Nor, at approximately 85 nautical miles from Taiwan’s coast, does the tenth dash lie anywhere near any UNCLOS-recognized maritime boundary (UNCLOS recognizes only a 12-nm territorial sea, a further 12-nm contiguous zone for certain law enforcement purposes, and a 200-nm Exclusive Economic Zone). 

Finally, according to Chinese law, maritime entitlements project from baselines as determined by specified fixed geographical points. China has (dubiously) specified points and baselines for the Paracel Islands, but not for any of the other features in the South China Sea, and certainly none that would correspond to any nine- or ten-dash line. Logically, then, this U-shaped line cannot denote a maritime entitlement. Contrary to what rival claimant states appear to believe, it is not the 2009 nine-dash line.

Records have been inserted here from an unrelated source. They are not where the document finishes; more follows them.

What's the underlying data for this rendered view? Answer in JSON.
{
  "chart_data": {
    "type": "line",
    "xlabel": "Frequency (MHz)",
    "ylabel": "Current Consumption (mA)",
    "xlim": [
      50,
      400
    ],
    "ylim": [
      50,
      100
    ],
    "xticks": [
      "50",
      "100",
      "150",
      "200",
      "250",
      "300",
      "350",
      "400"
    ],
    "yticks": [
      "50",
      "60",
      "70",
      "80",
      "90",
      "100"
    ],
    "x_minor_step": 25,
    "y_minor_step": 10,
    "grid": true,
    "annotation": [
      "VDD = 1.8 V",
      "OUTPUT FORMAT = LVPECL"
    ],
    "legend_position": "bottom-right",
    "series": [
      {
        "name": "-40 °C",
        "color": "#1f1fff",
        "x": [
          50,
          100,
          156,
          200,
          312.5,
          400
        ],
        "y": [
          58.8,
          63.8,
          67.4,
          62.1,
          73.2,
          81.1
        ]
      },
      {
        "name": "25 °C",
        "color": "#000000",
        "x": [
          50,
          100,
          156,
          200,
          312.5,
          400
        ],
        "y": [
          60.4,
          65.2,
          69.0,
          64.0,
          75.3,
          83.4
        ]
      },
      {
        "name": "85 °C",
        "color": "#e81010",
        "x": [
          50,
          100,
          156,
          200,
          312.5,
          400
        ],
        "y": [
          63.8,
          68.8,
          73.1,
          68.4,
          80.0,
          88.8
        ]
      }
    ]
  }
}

Why has the Chinese government not made clear that this ten-dash line is an islands attribution boundary? Quite simply because it cannot afford to do so. This would be to confess to a highly mobilized, intensely nationalistic domestic audience that China does not have the full slate of sovereign rights in the South China Sea that it previously behaved as though it had had. This would be seen as a climbdown and a major loss of face. For a regime whose domestic legitimacy decreasingly relies on ideology or high year-over-year economic growth rates and increasingly on its claim to be able to defend China’s sovereignty, territorial integrity, and honor, this would be too much of a risk to bear.

What, then, has the Chinese government done in response to the international outcry? It has essentially told everyone to calm down and view the map in an “objective and rational way.” It has offered no substantive defense of any particular interpretation whatsoever. The aim, clearly, is to maintain a studied ambiguity and two-way plausible deniability.

Our research suggests that, since 2016, China has been trying to walk a tightrope between domestic pressures not to yield on widely and sincerely held (if insupportable) beliefs about China’s rights in the South China Sea on the one hand, and international pressures to comply with international law (including its own commitments under UNCLOS) on the other. The result is a policy that we call “stealthy compliance,” in which China seeks not to be seen as in technical violation of the UNCLOS Arbitration Tribunal ruling without acknowledging its legitimacy. 

The new standard map and the Chinese government’s response to criticism of it are both fully consistent with this playbook. They are inconsistent with a robust defense of “maximalist” maritime claims, which is clearly the dominant interpretation.

Whether stealthy compliance is sustainable for long remains to be seen. Its success depends crucially on other countries not doing things that would make it obvious to the Chinese public that China does not have the sovereign rights in the South China Sea that they thought it had. If the strident international reaction to a mere map is anything to go by, the forbearance of rival claimants may be running out.